In person, as their many excellent live albums demonstrate, a Club d’Elf show unspools over extended grooves in a manner not unlike a night-long gnawa ceremony. Rivard’s approach to groove has evolved over the years. “Sandman was my drill sergeant in the school of groove,” Rivard says. “Coming out of Berklee [College of Music], I had a lot to prove. I thought I was Bootsy Collins, but Mark would keep turning around and saying, ‘No fills!’ If you’re into trance music, that’s something you have to overcome.”
Rivard calls the 6/8 chaabi groove, with its devilish wobbly subdivisions, “the Bo Diddley beat of Morocco.” The album brings the Morocco connection home with a cover of political folk stars Nass El Ghiwane’s “Allah Ya Moulana” (Allah Is With Us), the chaabi-Indian mashup “Aisha Kandisha” and the secular gnawa tune “Zeed Al Maal,” which means, roughly, “help a brother out.” For Rivard, “the beauty of Morocco is that there’s so much music—everything from gnawa to the Berber music in the Atlas Mountains to Andalusian classical music.”

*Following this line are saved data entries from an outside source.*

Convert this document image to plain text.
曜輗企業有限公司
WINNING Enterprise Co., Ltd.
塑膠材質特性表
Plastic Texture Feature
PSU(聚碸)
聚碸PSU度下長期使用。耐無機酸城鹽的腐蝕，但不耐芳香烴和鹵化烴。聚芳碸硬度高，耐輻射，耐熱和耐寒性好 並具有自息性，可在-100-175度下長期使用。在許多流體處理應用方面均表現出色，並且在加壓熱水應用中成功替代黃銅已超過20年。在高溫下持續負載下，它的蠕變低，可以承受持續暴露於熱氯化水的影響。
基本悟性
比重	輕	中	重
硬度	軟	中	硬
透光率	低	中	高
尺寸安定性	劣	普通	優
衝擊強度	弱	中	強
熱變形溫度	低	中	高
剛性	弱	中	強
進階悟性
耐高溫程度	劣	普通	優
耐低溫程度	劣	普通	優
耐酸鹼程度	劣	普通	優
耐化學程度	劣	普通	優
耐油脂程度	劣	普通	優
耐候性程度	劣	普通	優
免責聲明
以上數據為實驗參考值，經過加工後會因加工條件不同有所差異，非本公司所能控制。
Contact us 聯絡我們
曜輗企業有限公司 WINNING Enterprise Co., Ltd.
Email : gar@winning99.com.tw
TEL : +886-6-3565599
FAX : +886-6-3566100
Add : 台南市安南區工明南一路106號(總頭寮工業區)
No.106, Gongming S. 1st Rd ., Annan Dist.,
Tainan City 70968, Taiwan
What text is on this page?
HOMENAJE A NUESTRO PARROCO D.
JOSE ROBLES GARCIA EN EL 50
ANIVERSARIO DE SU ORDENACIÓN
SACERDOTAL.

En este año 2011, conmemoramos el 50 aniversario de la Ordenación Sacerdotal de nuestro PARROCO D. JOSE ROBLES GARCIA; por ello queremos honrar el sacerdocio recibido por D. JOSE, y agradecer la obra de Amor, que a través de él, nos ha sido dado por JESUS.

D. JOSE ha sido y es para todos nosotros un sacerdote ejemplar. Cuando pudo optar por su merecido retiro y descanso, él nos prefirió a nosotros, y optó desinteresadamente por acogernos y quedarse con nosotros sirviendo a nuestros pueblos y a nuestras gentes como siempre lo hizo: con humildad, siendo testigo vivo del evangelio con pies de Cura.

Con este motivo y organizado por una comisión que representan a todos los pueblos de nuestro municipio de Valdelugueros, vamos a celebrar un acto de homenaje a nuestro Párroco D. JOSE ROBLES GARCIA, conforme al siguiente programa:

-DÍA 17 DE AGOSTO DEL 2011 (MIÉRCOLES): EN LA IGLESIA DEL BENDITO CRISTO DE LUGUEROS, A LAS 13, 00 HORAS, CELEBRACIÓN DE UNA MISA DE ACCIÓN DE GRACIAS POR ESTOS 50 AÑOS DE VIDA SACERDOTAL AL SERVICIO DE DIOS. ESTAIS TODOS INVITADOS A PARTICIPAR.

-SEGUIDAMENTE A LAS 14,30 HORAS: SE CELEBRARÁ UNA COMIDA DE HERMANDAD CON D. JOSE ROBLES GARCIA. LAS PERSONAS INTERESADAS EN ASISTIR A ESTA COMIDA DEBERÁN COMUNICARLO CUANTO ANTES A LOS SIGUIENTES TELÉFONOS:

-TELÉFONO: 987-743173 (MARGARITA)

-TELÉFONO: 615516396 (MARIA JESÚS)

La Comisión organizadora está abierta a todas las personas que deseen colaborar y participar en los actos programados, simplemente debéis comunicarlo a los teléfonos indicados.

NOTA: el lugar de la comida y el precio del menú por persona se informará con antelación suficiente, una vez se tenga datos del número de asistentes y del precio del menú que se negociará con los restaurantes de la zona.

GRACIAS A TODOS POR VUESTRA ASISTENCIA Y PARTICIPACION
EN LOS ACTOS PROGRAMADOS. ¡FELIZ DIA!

The Zappa and Davis covers, particularly excellent gateways to the chaabi sound, join earlier d’Elf tributes to Cream (“Sunshine of Your Love”) and Morphine (“Level Up Your Soul”). But the album’s emotional center is likely located in the originals “Now Open Your Eyes” and “Golden Hour,” lovely and languid reflections of whatever Rivard discovered at the other end of his spiritual crisis. “I tend to learn the most from the most difficult experiences,” he says, “and I wish it were different. I wish I had the ecstatic experiences others seem to get but, for me, it tends to be a rougher road.”